The triumph the lovers proclaim here defies the state of flux it affirms.  It is death that shall die as for love there shall be no death.  This is what is known as Hesed, in Kabbalah, the Jewish school of thought- God’s covenant of love for men and women. But the West ‘s approach to old age  in the modern era is a mix of nostalgia and despair.
 T.S.Eliot’s Gerontion is an old man who deplores  aging, aridity, physical and sensual and sexual  decay and despairs of a life of emotional sterility, devoid of faith  and spiritual vitality.  The poem ends  with the couplet “Tenants of the house/Thoughts of a dry brain in a dry season.”

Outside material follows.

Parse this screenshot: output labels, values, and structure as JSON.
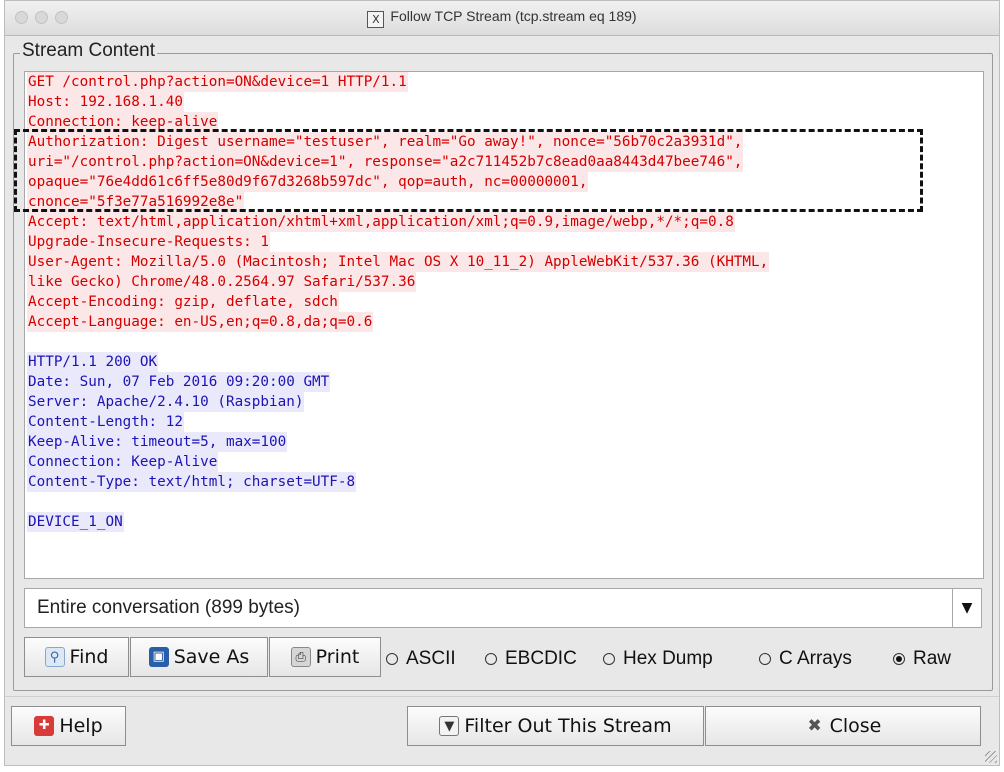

The Irish poet, W.B. Yeats’ Among School Children is a poem on the worth and value  of life in the context of time’s toll on our physical being and the inevitability of death. Looking at the gaunt image of his past lover, the once pretty young woman, he wonders whether his mother would have imagined her son when he was a baby on her lap that he would  fall in love with this old woman before him , withered, shrunk and who has seen sixty odd winters. The disturbing question of how to reconcile with the ravages of time makes him agonize the most basic of all questions about the worth and value of life. He understands that just as a tree cannot be separately viewed as  “the leaf, the blossom or the bole,”  or “the dancer from the dance”,  life must be viewed with a “brightening glance,” seeing the beauty in its entirety.  
Yet another Irish writer Samuel Beckett looks at life as one of repetition: “When! When! One day, is that not enough for you, one day he went dumb, one day I went blind, one day we'll go deaf, one day we were born, one day we shall die, the same day, the same second, is that not enough for you? (Calmer.) They give birth astride of a grave, the light gleams an instant, then it's night once more. (He jerks the rope.) On!” To move ON is Beckett’s answer to the vicissitudes of life as a TINA factor.
There are many ways to approach old age with dignity and courage. The wisdom of great literature is “something of the strong light of the canonical, of that perfection which destroys” all our fears, worries and despair as we move on in years before the last post is sounded. Let us recognize the power of authority that one finds in the great classics and seek a transfer of power from the writers to ourselves. As I finished writing this piece more by way of  instilling  courage to walk the last few steps, I received this line from a friend on my mail: Success is not the key to happiness. Happiness is the key to success. If you love what you are doing, you will be successful." Well that seems to be the right clue to the problems of gerontology.